The oldest building in Salford still standing today would be the Ordsall Hall, a large former manor house in the historic parish of Ordsall. Built in 1177, the Tudor manor fully restored is listed as grade I. The mansion organises visits and tours, exhibitions, ghost nights, workshops and activities, and many other things.
Salford Museum and Art Gallery, in Peel Park, Salford, Greater Manchester, opened to the public in November 1850 as the Royal Museum and Public Library. The gallery and museum are devoted to the history of Salford and Victorian art and architecture. The museum displays a remarkable recreation of a typical northern street during Victorian times, you can even dress up in traditional Victorian costumes to get into the spirit.

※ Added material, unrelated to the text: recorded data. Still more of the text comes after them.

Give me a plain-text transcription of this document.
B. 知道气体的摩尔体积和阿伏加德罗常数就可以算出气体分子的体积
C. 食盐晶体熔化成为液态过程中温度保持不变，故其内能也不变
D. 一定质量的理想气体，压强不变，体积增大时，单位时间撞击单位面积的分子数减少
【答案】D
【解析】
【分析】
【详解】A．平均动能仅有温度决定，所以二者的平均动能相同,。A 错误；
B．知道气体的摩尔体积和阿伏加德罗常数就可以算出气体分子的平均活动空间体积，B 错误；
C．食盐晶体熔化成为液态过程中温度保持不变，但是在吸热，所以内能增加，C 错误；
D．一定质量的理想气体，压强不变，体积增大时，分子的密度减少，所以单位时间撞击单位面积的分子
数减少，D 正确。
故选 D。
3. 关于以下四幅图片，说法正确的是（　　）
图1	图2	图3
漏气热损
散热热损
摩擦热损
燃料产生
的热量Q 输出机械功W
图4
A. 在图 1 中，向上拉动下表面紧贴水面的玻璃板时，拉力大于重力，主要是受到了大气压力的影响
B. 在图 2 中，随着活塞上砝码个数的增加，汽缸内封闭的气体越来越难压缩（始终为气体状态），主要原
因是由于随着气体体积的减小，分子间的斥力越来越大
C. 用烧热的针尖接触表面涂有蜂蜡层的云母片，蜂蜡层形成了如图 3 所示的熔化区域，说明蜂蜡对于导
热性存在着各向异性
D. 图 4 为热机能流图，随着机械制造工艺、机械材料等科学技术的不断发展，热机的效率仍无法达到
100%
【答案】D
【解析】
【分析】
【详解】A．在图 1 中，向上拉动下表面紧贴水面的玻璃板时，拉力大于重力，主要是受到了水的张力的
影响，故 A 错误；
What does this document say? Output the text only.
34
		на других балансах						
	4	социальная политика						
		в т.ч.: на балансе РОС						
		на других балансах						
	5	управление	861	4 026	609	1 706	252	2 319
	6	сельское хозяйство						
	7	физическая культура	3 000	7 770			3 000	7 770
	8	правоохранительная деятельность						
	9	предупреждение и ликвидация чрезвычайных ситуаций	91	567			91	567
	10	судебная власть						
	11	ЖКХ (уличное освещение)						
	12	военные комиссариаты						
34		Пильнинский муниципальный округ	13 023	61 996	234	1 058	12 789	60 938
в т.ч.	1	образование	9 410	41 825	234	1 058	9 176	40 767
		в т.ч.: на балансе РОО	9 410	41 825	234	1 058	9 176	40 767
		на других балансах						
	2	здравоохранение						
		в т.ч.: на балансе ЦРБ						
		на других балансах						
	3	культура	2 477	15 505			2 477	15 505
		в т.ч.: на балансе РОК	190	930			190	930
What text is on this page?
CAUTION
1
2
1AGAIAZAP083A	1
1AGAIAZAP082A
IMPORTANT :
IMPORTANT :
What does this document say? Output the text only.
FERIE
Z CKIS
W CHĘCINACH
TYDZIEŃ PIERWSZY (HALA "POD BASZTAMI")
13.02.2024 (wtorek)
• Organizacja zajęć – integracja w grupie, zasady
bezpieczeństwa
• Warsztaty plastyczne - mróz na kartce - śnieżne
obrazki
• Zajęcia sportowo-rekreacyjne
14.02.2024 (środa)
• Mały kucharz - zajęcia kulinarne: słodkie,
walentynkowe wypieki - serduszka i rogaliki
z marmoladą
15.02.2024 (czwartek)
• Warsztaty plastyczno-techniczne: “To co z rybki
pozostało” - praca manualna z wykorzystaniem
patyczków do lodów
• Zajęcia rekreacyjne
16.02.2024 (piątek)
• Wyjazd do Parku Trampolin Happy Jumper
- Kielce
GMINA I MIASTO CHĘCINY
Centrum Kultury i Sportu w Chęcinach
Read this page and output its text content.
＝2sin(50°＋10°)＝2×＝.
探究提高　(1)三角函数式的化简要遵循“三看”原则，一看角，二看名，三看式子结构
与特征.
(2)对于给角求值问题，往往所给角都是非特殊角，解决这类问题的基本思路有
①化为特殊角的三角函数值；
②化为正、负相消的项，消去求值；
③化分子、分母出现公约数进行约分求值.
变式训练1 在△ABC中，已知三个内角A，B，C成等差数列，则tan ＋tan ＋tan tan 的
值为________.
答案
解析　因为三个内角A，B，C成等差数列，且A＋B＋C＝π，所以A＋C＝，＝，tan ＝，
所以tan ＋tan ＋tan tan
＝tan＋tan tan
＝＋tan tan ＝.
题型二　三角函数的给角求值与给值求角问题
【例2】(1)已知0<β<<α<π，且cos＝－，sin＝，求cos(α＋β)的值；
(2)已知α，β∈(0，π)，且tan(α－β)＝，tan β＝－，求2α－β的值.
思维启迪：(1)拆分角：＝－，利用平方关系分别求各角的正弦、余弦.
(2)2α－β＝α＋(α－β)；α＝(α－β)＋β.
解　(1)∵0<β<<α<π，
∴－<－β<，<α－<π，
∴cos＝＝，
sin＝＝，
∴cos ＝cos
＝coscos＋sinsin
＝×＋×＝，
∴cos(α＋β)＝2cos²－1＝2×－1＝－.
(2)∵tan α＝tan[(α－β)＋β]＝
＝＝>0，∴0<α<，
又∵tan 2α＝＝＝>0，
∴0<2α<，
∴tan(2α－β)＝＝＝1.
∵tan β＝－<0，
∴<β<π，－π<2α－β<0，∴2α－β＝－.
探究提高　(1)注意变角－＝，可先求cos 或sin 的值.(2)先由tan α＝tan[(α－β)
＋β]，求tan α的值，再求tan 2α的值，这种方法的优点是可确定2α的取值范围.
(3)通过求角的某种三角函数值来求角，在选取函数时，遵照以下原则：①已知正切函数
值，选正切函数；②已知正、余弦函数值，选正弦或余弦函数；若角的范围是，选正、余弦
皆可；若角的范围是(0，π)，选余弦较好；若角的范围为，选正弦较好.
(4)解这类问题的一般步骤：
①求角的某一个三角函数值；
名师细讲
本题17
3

Getting around the city and surrounding areas is easy once you’re here thanks to the fleet of buses, trams and trains available. The compact nature of the city centre also makes walking a popular choice.
Another popular choice is the free bus (formerly Metroshuttle) which provides a free ‘hop on, hop off’ service linking all of the main rail stations, shopping districts and business areas.
The Metrolink network is one of the most successful light railway systems in the UK. With frequent services there’s no need to worry about a timetable, just head to your nearest stop and the next tram won’t be far away. Metrolink can transport you to popular venues and attractions across the region.
And in addition to the inter-city links, the rail network connects you to the neighbouring towns and districts of Greater Manchester including Ashton-under-Lyne, Bolton, Oldham, Rochdale, Stockport and Wigan.